Sociedade | 20-07-2026 07:00

População da Passinha critica município por não impedir trânsito de camiões durante a noite

População da Passinha critica município por não impedir trânsito de camiões durante a noite
Camiões da Santos e Vale continuam a fazer num inferno a vida de quem vive na Passinha - foto O MIRANTE

Moradores da Passinha sentem-se abandonados pela Câmara de Alenquer na batalha contra a passagem de centenas de camiões da empresa Santos e Vale pela Rua dos Bons Amigos. Acusam a autarquia de não defender a população em tribunal e continuam à espera de uma decisão judicial que ponha fim a um problema que se arrasta há quase seis anos.

Os moradores da Passinha sentem-se “abandonados” pela Câmara de Alenquer e dizem que o tormento por que passam há quase seis anos, devido à passagem dos camiões da Santos e Vale na Rua dos Bons Amigos, é desvalorizado. No dia 4 de Julho houve nova audiência em tribunal, num processo movido por um grupo de moradores contra a empresa de logística e contra o município. Segundo a porta-voz dos moradores lesados, Helena Nuno, em tribunal a advogada do município mostrou não estar ao lado da população e pôs em causa as queixas dos moradores nas questões que levantou.
A representante é taxativa e considera que a principal responsabilidade pelo problema é da câmara, ainda no mandato de Pedro Folgado, por ter licenciado o empreendimento logístico e autorizado a circulação de pesados por uma via estreita, com cinco metros e sem passeios, onde existem habitações. Por isso mesmo, o que os moradores esperavam era que o actual presidente, João Nicolau, tivesse coragem e interditasse na totalidade a passagem de camiões naquela rua durante a noite, assumindo as consequências dessa decisão, incluindo uma acção subsequente em tribunal por parte da Santos e Vale. “São opções políticas”, lamentou a porta-voz.
Recorde-se que, em reunião de câmara, o advogado da Santos e Vale pediu que passassem pelo menos 50 camiões na Rua dos Bons Amigos durante o período nocturno, proposta que foi considerada pelo município, incluindo os vereadores da oposição, com o compromisso de a câmara assinar um contrato com a empresa no prazo de 45 dias, através do qual esta também se comprometa, entre outras medidas, a ajudar a pagar a estrada alternativa na Quinta da Telhada.
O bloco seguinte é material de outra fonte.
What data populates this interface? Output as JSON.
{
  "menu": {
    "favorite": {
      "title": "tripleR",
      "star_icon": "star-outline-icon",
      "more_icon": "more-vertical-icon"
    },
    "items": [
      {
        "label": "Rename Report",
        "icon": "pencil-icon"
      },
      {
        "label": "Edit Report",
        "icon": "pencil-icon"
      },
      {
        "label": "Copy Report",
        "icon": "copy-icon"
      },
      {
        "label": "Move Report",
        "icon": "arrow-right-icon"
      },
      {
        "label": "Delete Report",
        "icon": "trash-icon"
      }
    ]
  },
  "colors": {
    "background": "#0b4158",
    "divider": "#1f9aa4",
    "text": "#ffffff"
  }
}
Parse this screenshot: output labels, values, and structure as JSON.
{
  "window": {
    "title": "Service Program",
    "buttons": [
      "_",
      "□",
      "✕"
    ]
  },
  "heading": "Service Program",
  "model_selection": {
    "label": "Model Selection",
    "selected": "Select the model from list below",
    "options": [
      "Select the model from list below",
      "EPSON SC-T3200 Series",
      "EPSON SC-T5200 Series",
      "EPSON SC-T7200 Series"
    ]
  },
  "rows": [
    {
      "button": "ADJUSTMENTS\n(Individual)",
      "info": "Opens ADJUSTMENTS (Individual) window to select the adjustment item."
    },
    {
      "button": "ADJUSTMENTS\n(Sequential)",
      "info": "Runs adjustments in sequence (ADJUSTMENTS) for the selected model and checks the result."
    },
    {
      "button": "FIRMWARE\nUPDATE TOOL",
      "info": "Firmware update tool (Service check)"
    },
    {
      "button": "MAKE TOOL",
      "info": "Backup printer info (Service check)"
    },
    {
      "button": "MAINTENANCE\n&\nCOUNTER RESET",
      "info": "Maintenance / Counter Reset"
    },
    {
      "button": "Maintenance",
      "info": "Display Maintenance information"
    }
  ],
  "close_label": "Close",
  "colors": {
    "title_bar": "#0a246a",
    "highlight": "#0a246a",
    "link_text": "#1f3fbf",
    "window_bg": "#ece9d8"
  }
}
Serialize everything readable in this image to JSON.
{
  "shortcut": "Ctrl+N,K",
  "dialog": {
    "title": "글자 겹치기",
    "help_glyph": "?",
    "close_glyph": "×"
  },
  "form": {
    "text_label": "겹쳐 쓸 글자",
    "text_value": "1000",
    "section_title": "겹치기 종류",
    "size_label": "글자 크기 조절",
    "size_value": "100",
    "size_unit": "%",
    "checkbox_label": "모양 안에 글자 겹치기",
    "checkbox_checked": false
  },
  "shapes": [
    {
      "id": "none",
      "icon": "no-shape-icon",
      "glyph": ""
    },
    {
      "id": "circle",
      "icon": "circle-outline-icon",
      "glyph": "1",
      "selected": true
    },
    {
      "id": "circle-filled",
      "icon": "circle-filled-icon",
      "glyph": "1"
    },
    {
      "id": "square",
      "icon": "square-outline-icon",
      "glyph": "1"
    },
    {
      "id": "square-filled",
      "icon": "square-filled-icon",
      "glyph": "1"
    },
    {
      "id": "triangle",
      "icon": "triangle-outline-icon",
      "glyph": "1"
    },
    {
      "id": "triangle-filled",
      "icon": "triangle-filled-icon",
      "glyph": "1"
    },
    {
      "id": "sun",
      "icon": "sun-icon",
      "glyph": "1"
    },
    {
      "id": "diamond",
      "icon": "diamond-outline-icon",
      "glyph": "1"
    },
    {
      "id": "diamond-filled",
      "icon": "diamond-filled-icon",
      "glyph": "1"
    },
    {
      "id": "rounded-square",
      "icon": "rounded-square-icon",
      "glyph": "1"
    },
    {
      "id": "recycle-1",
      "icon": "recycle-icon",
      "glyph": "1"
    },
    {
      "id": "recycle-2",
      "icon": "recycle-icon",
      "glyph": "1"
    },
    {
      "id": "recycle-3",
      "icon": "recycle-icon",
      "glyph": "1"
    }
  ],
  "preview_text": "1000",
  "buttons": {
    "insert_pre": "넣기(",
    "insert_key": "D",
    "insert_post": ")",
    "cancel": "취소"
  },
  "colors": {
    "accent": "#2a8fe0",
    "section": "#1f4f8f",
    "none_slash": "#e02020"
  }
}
À espera de decisão judicial
As críticas surgem numa altura em que os residentes continuam a aguardar uma decisão do Tribunal Administrativo de Lisboa, embora tenham consciência de que esta poderá demorar. Segundo Helena Nuno, a juíza já ouviu várias testemunhas e a expectativa dos moradores é de que possam surgir novidades após as férias judiciais. “Se a decisão nos for favorável, a empresa vai recorrer. Estamos preparados para isso, mas não vamos desistir”, garante, adiantando que os moradores afectados já gastaram cerca de oito mil euros em honorários de advogados e custas judiciais.
Os moradores contestam igualmente as declarações recentes da empresa, feitas em reunião de câmara, sobre o número de camiões que circulam na Passinha. Helena Nuno recorda que foram instaladas câmaras de vigilância e realizadas contagens de veículos que, segundo afirma, demonstram uma realidade muito diferente da apresentada pela transportadora. “Em 24 horas contabilizámos 334 passagens de camiões, no dia 22 de Maio. Temos as imagens e mostrámos essas provas em tribunal”, refere.
Segundo a moradora, mesmo após a recente atenção mediática ao caso, a circulação de pesados continua a afectar a qualidade de vida da população. “Se antes passavam mais de 300, agora podem passar cerca de 200, mas continuamos a sofrer exactamente o mesmo. Durante a noite continuam a passar camiões e há dias em que circulam em autênticos comboios”, relata.

Medidas anunciadas não resolvem problema
A moradora considera que as medidas anunciadas pela autarquia, como a instalação de semáforos, radares ou a construção de uma futura via alternativa, não resolvem o problema a curto prazo. “Precisamos de soluções agora. A estrada alternativa ainda vai demorar anos e os radares não resolvem o descanso das pessoas”, sublinha.
O impacto da circulação dos pesados na vida quotidiana foi também descrito por outros residentes ouvidos por O MIRANTE. Rosa Silva, que vive na localidade desde 2012, afirma que os camiões passam junto à sua habitação durante o dia e durante a noite. “É à porta do meu quarto. Para dormir é com comprimidos e, mesmo assim, acordo várias vezes. Não posso abrir as janelas por causa do barulho. É como se os camiões entrassem dentro de casa”, descreve. Também Alice Forte classifica como um inferno morar actualmente naquela rua e relata que já foi várias vezes insultada quando sai do portão de casa.